A Matter of Hygiene: Automatic Page Migration for Linux

A Presentation by Lee Schermerhorn

The Linux 2.6 kernels continue to evolve their support for
NUMA platforms. Mechanisms and interfaces now [~2.6.16 and
later] support "NUMA friendly" placement of kernel and user
data, both automatically and under explict kernel subsystem
and/or application control, and kernel developers are
enhancing their subsystems to use these interfaces. As a
result, the kernel does a fairly good job of allocating memory
close to where it will be referenced--at least initially.
However, once automatic load balancing kicks in, all bets
are off. The scheduler takes no note of NUMA locality when
migrating tasks between nodes, other than fact that internode
load balancing takes place somewhat less frequently than
intranode balancing due to scheduling domain thresholds.

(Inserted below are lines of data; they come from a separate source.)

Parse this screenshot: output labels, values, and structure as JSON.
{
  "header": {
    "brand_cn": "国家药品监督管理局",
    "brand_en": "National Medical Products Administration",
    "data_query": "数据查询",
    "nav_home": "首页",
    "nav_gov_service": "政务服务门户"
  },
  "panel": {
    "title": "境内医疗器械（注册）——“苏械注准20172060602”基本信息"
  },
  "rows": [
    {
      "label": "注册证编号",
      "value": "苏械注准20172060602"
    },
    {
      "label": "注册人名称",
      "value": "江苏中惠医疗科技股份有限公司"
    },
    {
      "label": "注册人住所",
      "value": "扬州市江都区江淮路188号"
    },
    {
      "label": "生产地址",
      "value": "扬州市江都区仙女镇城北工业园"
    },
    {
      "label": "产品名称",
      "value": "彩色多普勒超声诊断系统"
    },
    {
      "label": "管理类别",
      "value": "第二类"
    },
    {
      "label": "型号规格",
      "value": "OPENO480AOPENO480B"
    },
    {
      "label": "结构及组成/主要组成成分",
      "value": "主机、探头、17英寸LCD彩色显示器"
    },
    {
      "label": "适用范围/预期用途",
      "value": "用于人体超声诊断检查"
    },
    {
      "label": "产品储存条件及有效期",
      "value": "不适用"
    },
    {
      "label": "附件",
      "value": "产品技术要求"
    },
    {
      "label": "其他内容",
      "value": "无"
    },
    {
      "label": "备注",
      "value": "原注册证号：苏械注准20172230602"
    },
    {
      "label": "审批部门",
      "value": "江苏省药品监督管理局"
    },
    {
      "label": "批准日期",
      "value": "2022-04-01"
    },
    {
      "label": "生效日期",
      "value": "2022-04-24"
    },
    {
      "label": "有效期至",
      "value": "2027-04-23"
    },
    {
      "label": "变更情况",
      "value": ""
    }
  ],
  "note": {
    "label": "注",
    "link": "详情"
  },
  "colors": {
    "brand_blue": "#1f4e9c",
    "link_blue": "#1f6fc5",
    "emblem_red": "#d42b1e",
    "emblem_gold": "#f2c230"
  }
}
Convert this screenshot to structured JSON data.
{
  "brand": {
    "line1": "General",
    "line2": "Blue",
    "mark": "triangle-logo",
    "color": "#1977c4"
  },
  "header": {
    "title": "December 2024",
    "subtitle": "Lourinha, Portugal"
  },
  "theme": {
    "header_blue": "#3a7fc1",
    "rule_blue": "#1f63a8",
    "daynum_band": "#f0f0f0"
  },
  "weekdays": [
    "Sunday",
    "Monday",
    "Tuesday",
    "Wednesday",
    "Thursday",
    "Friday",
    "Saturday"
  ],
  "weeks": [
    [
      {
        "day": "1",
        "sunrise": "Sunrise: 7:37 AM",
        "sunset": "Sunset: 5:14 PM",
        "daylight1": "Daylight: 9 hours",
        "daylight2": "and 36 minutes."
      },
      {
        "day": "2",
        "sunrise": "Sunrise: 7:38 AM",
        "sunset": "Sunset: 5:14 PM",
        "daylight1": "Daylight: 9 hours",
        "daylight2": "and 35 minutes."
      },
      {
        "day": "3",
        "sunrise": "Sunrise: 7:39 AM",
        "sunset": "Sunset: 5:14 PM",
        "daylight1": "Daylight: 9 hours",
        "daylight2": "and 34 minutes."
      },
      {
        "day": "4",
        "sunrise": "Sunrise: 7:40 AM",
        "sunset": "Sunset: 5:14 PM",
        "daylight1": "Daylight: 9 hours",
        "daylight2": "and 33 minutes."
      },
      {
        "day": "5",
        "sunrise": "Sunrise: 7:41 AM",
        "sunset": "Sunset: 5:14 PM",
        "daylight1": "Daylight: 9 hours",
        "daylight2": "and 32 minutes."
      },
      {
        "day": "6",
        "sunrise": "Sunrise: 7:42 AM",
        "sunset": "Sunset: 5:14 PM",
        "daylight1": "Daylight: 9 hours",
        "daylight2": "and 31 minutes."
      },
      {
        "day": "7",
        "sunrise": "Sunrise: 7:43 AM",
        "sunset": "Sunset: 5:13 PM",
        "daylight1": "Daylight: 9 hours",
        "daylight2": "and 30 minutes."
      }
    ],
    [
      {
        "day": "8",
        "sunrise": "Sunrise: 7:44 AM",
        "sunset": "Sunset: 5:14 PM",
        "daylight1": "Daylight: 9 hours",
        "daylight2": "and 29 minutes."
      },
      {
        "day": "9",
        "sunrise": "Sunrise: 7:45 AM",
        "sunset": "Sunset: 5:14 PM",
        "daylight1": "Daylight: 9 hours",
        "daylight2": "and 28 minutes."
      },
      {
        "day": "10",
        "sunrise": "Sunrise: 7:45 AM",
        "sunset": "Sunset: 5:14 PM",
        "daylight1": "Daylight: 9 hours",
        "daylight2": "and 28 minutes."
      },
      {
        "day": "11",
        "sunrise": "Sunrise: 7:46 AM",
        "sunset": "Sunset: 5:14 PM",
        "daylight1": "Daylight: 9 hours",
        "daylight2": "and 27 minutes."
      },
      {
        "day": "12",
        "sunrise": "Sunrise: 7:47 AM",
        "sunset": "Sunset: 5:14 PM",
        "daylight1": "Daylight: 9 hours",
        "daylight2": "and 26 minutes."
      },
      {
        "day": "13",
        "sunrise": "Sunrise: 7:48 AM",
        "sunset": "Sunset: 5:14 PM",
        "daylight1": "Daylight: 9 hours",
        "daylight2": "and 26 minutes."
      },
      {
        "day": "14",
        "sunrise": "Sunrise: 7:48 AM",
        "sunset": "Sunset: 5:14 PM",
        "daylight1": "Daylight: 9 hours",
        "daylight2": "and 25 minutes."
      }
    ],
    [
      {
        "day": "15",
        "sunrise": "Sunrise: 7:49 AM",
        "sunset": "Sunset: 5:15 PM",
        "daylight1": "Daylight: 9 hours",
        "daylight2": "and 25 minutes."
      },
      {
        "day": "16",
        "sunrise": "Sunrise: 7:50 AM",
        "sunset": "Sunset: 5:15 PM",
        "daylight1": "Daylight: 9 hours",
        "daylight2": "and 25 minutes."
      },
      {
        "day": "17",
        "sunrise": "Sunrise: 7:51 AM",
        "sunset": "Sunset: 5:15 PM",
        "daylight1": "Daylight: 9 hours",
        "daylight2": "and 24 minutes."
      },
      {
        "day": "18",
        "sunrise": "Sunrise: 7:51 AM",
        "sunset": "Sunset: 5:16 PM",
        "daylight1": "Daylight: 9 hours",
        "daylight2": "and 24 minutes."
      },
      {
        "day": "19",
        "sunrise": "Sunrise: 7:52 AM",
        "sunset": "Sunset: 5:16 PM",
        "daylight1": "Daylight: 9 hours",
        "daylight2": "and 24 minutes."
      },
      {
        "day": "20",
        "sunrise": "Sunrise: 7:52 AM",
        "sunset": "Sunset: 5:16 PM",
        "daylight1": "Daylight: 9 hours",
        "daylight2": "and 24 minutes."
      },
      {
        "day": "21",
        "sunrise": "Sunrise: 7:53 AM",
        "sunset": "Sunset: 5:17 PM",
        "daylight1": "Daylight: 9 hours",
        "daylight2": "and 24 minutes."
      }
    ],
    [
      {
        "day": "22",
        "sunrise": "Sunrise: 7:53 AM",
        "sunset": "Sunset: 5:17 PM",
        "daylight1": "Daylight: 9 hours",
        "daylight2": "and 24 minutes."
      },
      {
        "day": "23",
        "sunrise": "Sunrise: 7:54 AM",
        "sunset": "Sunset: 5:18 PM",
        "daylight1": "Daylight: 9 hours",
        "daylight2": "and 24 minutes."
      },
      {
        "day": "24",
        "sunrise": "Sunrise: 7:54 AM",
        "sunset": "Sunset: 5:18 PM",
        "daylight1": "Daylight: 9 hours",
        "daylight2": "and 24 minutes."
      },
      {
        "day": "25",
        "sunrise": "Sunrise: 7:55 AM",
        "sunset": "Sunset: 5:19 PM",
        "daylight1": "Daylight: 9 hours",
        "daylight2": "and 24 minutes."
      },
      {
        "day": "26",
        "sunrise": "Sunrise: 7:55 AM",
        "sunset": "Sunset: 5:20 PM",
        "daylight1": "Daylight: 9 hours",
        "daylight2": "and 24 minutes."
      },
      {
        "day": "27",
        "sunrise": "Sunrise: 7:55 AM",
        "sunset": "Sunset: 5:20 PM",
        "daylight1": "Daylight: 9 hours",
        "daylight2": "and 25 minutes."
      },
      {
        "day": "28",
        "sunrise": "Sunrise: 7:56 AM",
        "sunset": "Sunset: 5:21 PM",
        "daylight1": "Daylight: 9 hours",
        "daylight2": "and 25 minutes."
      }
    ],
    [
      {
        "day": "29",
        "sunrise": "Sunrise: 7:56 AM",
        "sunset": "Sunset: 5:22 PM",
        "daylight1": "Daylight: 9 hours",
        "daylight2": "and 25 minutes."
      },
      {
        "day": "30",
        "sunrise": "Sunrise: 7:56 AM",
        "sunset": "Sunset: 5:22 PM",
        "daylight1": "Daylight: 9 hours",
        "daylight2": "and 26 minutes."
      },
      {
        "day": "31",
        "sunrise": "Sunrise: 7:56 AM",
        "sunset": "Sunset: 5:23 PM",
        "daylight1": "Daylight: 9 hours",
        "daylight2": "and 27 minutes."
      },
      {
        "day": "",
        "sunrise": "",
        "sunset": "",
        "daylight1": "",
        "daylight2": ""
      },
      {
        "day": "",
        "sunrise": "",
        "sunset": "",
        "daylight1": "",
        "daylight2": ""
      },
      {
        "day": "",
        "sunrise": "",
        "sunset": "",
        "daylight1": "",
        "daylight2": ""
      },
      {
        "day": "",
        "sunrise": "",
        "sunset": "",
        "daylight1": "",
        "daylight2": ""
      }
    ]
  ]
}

This paper will present two series of patches developed by
the author: "Migrate on Fault" and "Automatic Page Migration"
that, together, permit a task to pull pages local to itself
after being migrated to a new node. These patches build on
the direct migration mechanisms in recent upstream kernel
to support "lazy migration"--i.e., page are migrated in
the context of the referencing task in the fault path.
The "automatic migration" series of patches enhances the
scheduler to notify a task that it has been migrated to a
new node, so that it can arrange for lazy migration of the
pages that if references. Both "migrate on fault" and
"automatic migration" can be enabled/disabled on a per
cpuset basis.

The paper will present the results of running the
McAlpin Stream benchmark to show that enabling automatic
page migration results in overall increased bandwidth
of a NUMA platform by allowing the system to return to
a state of maximum locality after load perturbations.
This is the "hygiene" aspect of the mechanisms.
The paper will also present the results of other workloads
that show the cost/benefit of the patches when disabled
and when enabled.

More info:

I plan on presenting an overview of the current [2.6.16+]
direct migration support--depth will depending on time
available--and how these patches enhance and interact with
the current support. Design choices and rationale will
also be covered. Also, plan to address the types of
workloads that might benefit more from this approach.

Status of the patches:

I submitted the migrate on fault and automatic migration
patches to linux-mm in early '06. Because we currently
do not have workloads that demonstrate signficant improvement
[Streams benchmark is not considered a valid workload], there
is no interest in including the patches in the upstream kernel
[or even in -mm, apparently]. Still, I continue to maintain
and test the patches on upstream kernels [2.6.18-rc6-mm2, most
recently], often uncovering regressions in basic migration,
radix-tree, mm subsystems in the process.

Links to up-to-date copies of the patches will be provided.